Texte en cours. Je le mets ici, cela m'aide plutôt que le laisser dans l'éditeur. Il aura une couleur différente. Ses éléments très volatiles dans l'éditeur semblent immobiles là-bas sur le site. Vola-t-il, comme les nuages à l'horizon qui viennent avec le vent, de plus en plus grands et finalement au dessus de moi perdant leurs formes. Ainsi, dès les premières phrases, je me rends compte que je n'ai pas  cerné la pensée de Hölderlin. Le "là-bas" peut être en moi, aussi.

"Ce que ici nous sommes un dieu là-bas peut le parfaire" Hölderlin. Il en découle ceci : Ce que ici nous ne sommes pas un dieu là-bas ne pourra le parfaire. C'est cette idée là, à partir d'une négation, que je retiens, idée qui m'est venu à l'esprit au moment des prises de vues pour cette image. D'ailleurs elle dirige bon nombre de mes photographies. J'en viens à penser que toutes mes photographies racontent la même chose, depuis longtemps. Cette chose est le libre-arbitre, c'est aussi la disparition. Et toujours dans la photographie, la réapparition, autrement.

Je dis bien que, la chose est la disparition. Le autrement, ne serait qu'une des modalités du processus photographique qui commence à la prise de vues et s'accomplit par la vue que j'ai sur cette chose dans l'image. Qu'une disparition puisse réapparaître, tout en gardant sa nature, voilà qui est surprenant ! Que devient le dieu de Hölderlin ? Il a été mis très loin là-bas à distance. Il n'y a plus que moi ici, qui n'est pas. Je disparais dans la photographie, ce qu'elle montre. 

Ce développement interne à la photographie échappe à l'influence d'une référence eidétique lointaine induisant la possibilité d'une authenticité.

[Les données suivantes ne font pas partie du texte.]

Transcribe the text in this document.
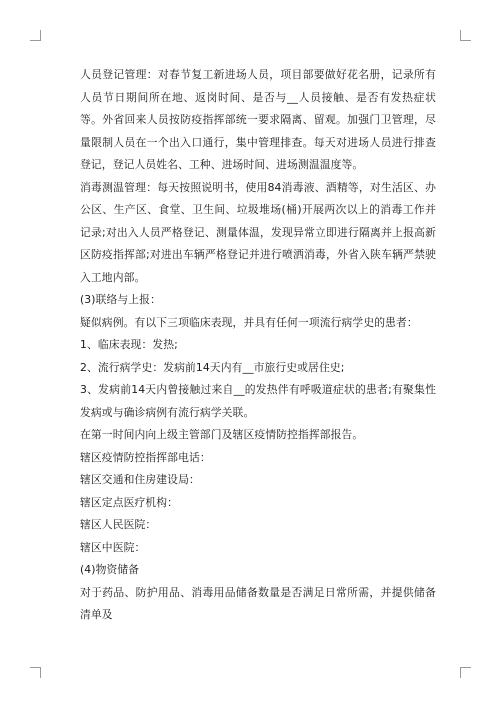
人员登记管理：对春节复工新进场人员，项目部要做好花名册，记录所有人员节日期间所在地、返岗时间、是否与__人员接触、是否有发热症状等。外省回来人员按防疫指挥部统一要求隔离、留观。加强门卫管理，尽量限制人员在一个出入口通行，集中管理排查。每天对进场人员进行排查登记，登记人员姓名、工种、进场时间、进场测温温度等。

消毒测温管理：每天按照说明书，使用84消毒液、酒精等，对生活区、办公区、生产区、食堂、卫生间、垃圾堆场(桶)开展两次以上的消毒工作并记录;对出入人员严格登记、测量体温，发现异常立即进行隔离并上报高新区防疫指挥部;对进出车辆严格登记并进行喷洒消毒，外省入陕车辆严禁驶入工地内部。

(3)联络与上报：

疑似病例。有以下三项临床表现，并具有任何一项流行病学史的患者：

1、临床表现：发热;

2、流行病学史：发病前14天内有__市旅行史或居住史;

3、发病前14天内曾接触过来自__的发热伴有呼吸道症状的患者;有聚集性发病或与确诊病例有流行病学关联。

在第一时间内向上级主管部门及辖区疫情防控指挥部报告。

辖区疫情防控指挥部电话：

辖区交通和住房建设局：

辖区定点医疗机构：

辖区人民医院：

辖区中医院：

(4)物资储备

对于药品、防护用品、消毒用品储备数量是否满足日常所需，并提供储备清单及
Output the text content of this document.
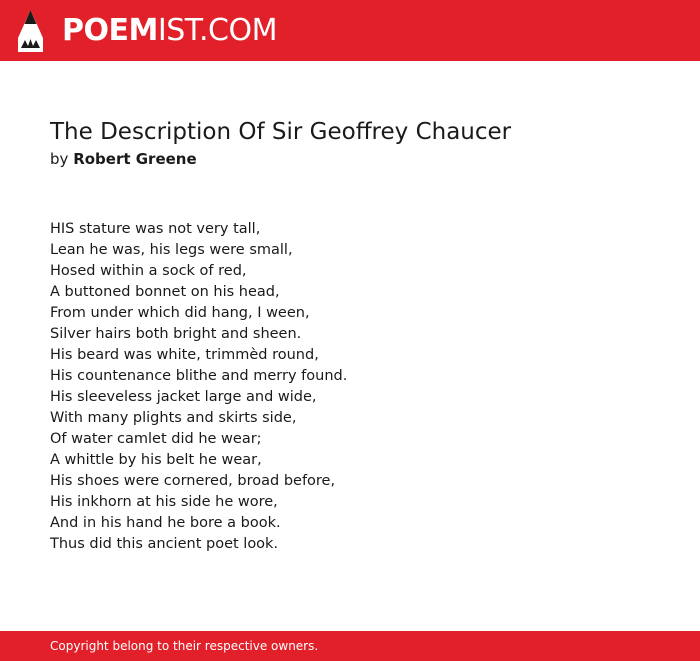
POEMIST.COM
The Description Of Sir Geoffrey Chaucer
by Robert Greene
HIS stature was not very tall,
Lean he was, his legs were small,
Hosed within a sock of red,
A buttoned bonnet on his head,
From under which did hang, I ween,
Silver hairs both bright and sheen.
His beard was white, trimmèd round,
His countenance blithe and merry found.
His sleeveless jacket large and wide,
With many plights and skirts side,
Of water camlet did he wear;
A whittle by his belt he wear,
His shoes were cornered, broad before,
His inkhorn at his side he wore,
And in his hand he bore a book.
Thus did this ancient poet look.
Copyright belong to their respective owners.
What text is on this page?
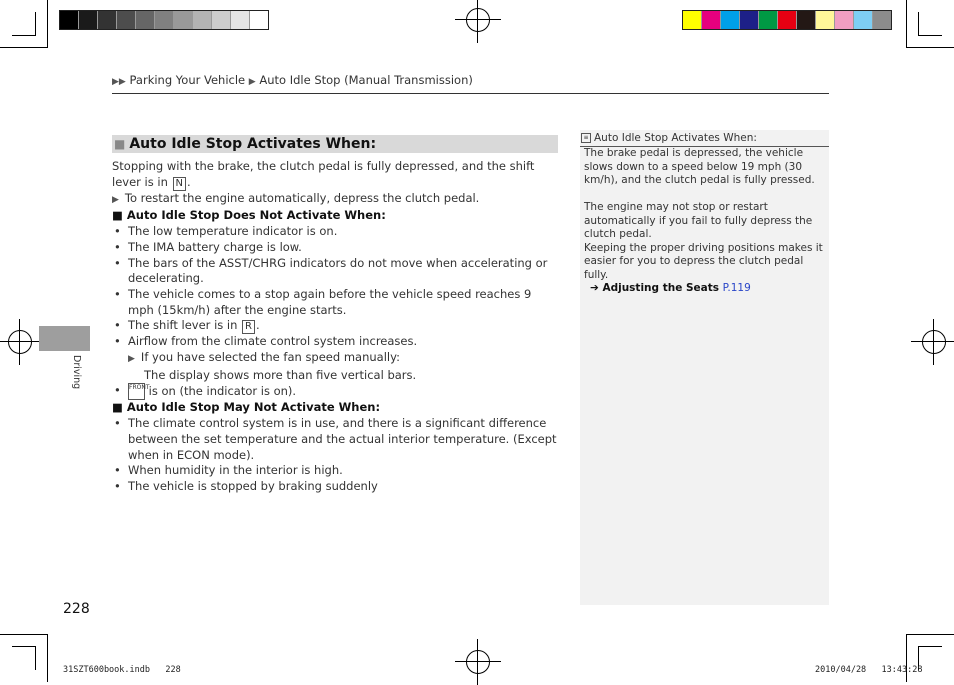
▶▶ Parking Your Vehicle ▶ Auto Idle Stop (Manual Transmission)
Driving
■ Auto Idle Stop Activates When:

Stopping with the brake, the clutch pedal is fully depressed, and the shift lever is in N .

▶ To restart the engine automatically, depress the clutch pedal.

■ Auto Idle Stop Does Not Activate When:
• The low temperature indicator is on.
• The IMA battery charge is low.
• The bars of the ASST/CHRG indicators do not move when accelerating or decelerating.
• The vehicle comes to a stop again before the vehicle speed reaches 9 mph (15km/h) after the engine starts.
• The shift lever is in R .
• Airflow from the climate control system increases.
▶ If you have selected the fan speed manually:
The display shows more than five vertical bars.
• FRONT is on (the indicator is on).
■ Auto Idle Stop May Not Activate When:
• The climate control system is in use, and there is a significant difference between the set temperature and the actual interior temperature. (Except when in ECON mode).
• When humidity in the interior is high.
• The vehicle is stopped by braking suddenly
≡ Auto Idle Stop Activates When:

The brake pedal is depressed, the vehicle slows down to a speed below 19 mph (30 km/h), and the clutch pedal is fully pressed.

The engine may not stop or restart automatically if you fail to fully depress the clutch pedal.

Keeping the proper driving positions makes it easier for you to depress the clutch pedal fully.

➔ Adjusting the Seats P.119

228
31SZT600book.indb   228	2010/04/28   13:43:28
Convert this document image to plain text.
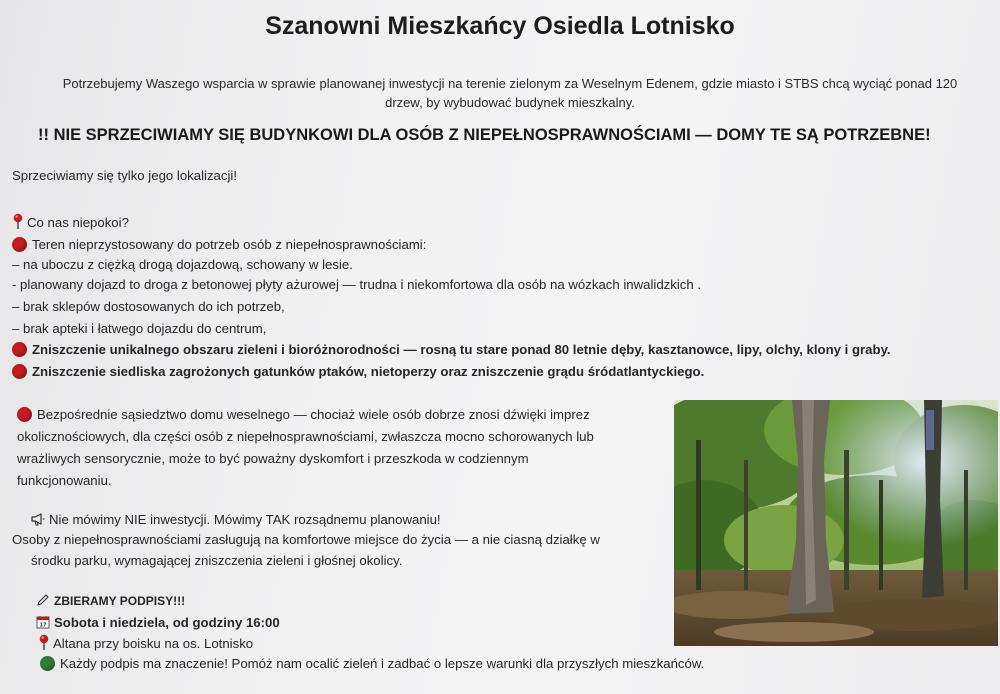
Szanowni Mieszkańcy Osiedla Lotnisko
Potrzebujemy Waszego wsparcia w sprawie planowanej inwestycji na terenie zielonym za Weselnym Edenem, gdzie miasto i STBS chcą wyciąć ponad 120
drzew, by wybudować budynek mieszkalny.
!! NIE SPRZECIWIAMY SIĘ BUDYNKOWI DLA OSÓB Z NIEPEŁNOSPRAWNOŚCIAMI — DOMY TE SĄ POTRZEBNE!
Sprzeciwiamy się tylko jego lokalizacji!
Co nas niepokoi?
Teren nieprzystosowany do potrzeb osób z niepełnosprawnościami:
– na uboczu z ciężką drogą dojazdową, schowany w lesie.
- planowany dojazd to droga z betonowej płyty ażurowej — trudna i niekomfortowa dla osób na wózkach inwalidzkich .
– brak sklepów dostosowanych do ich potrzeb,
– brak apteki i łatwego dojazdu do centrum,
Zniszczenie unikalnego obszaru zieleni i bioróżnorodności — rosną tu stare ponad 80 letnie dęby, kasztanowce, lipy, olchy, klony i graby.
Zniszczenie siedliska zagrożonych gatunków ptaków, nietoperzy oraz zniszczenie grądu śródatlantyckiego.
Bezpośrednie sąsiedztwo domu weselnego — chociaż wiele osób dobrze znosi dźwięki imprez
okolicznościowych, dla części osób z niepełnosprawnościami, zwłaszcza mocno schorowanych lub
wrażliwych sensorycznie, może to być poważny dyskomfort i przeszkoda w codziennym
funkcjonowaniu.
Nie mówimy NIE inwestycji. Mówimy TAK rozsądnemu planowaniu!
Osoby z niepełnosprawnościami zasługują na komfortowe miejsce do życia — a nie ciasną działkę w
środku parku, wymagającej zniszczenia zieleni i głośnej okolicy.
ZBIERAMY PODPISY!!!
17 Sobota i niedziela, od godziny 16:00
Altana przy boisku na os. Lotnisko
Każdy podpis ma znaczenie! Pomóż nam ocalić zieleń i zadbać o lepsze warunki dla przyszłych mieszkańców.
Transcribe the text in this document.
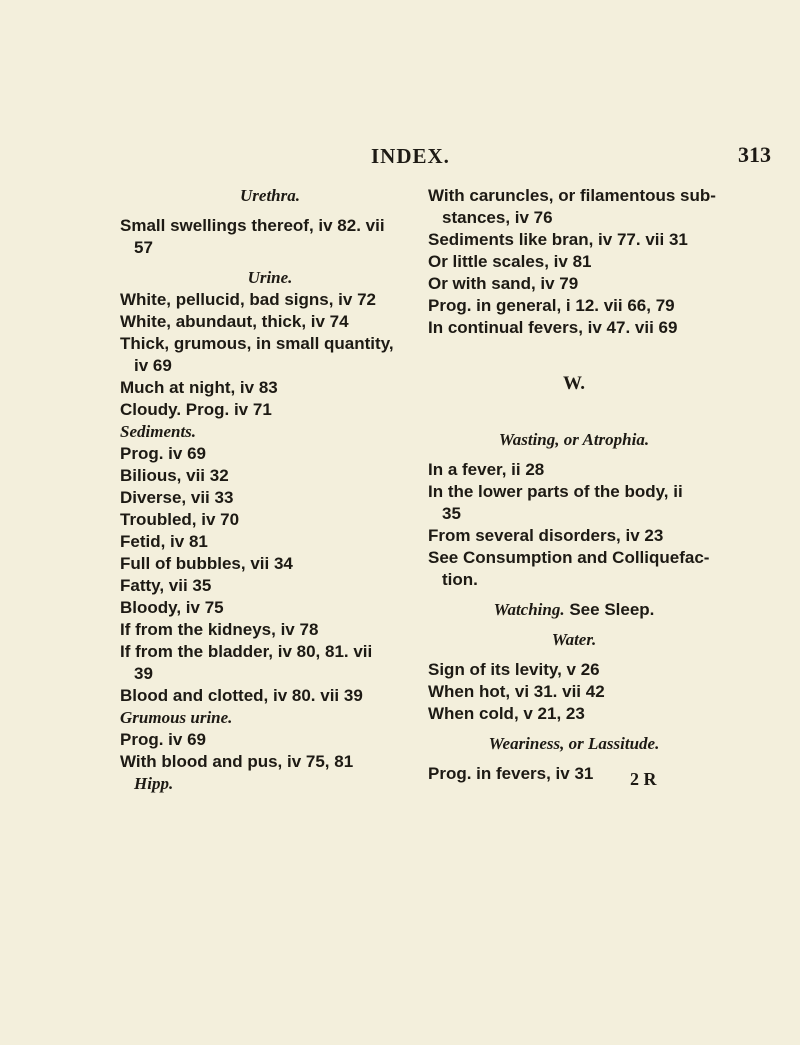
INDEX.	313
Urethra.
Small swellings thereof, iv 82. vii
57
Urine.
White, pellucid, bad signs, iv 72
White, abundaut, thick, iv 74
Thick, grumous, in small quantity,
iv 69
Much at night, iv 83
Cloudy. Prog. iv 71
Sediments.
Prog. iv 69
Bilious, vii 32
Diverse, vii 33
Troubled, iv 70
Fetid, iv 81
Full of bubbles, vii 34
Fatty, vii 35
Bloody, iv 75
If from the kidneys, iv 78
If from the bladder, iv 80, 81. vii
39
Blood and clotted, iv 80. vii 39
Grumous urine.
Prog. iv 69
With blood and pus, iv 75, 81
Hipp.
With caruncles, or filamentous sub-
stances, iv 76
Sediments like bran, iv 77. vii 31
Or little scales, iv 81
Or with sand, iv 79
Prog. in general, i 12. vii 66, 79
In continual fevers, iv 47. vii 69
W.
Wasting, or Atrophia.
In a fever, ii 28
In the lower parts of the body, ii
35
From several disorders, iv 23
See Consumption and Colliquefac-
tion.
Watching. See Sleep.
Water.
Sign of its levity, v 26
When hot, vi 31. vii 42
When cold, v 21, 23
Weariness, or Lassitude.
Prog. in fevers, iv 31	2 R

C'est un discours philosophique. Il rappelle qu'il n'y a pas de dieu ici ou là-bas, qu'il n'y a pas de perfection en ce bas monde, que malgré tout si on recherche une authenticité quelconque même sans dieu, cette recherche risque d'être vaine. Je ne prendrai pas ce risque. Et pas non plus le risque de philosopher en dehors du contexte d'une simple photographie. Ou plutôt si, je vais intercaler ou mélanger plusieurs discours. Celui d'une pensée réflexive, critique, dans le domaine des concepts. Une pensée déboulant directement de mon intuition, enclenchant les mécanismes de production de la photographie, et en retour à sa vue, se transformant à nouveau, devenant autre. Enfin, une pensée strictement technique, comme le géomètre arpente et valide l'espace alloué pour une photographie.

Différents domaines pour la pensée, différents domaines pour la photographie. Une arborescence de propriétés qui s'interpénètrent, dialoguant dans l'intervalle des frontières, fermées ou ouvertes par les questions.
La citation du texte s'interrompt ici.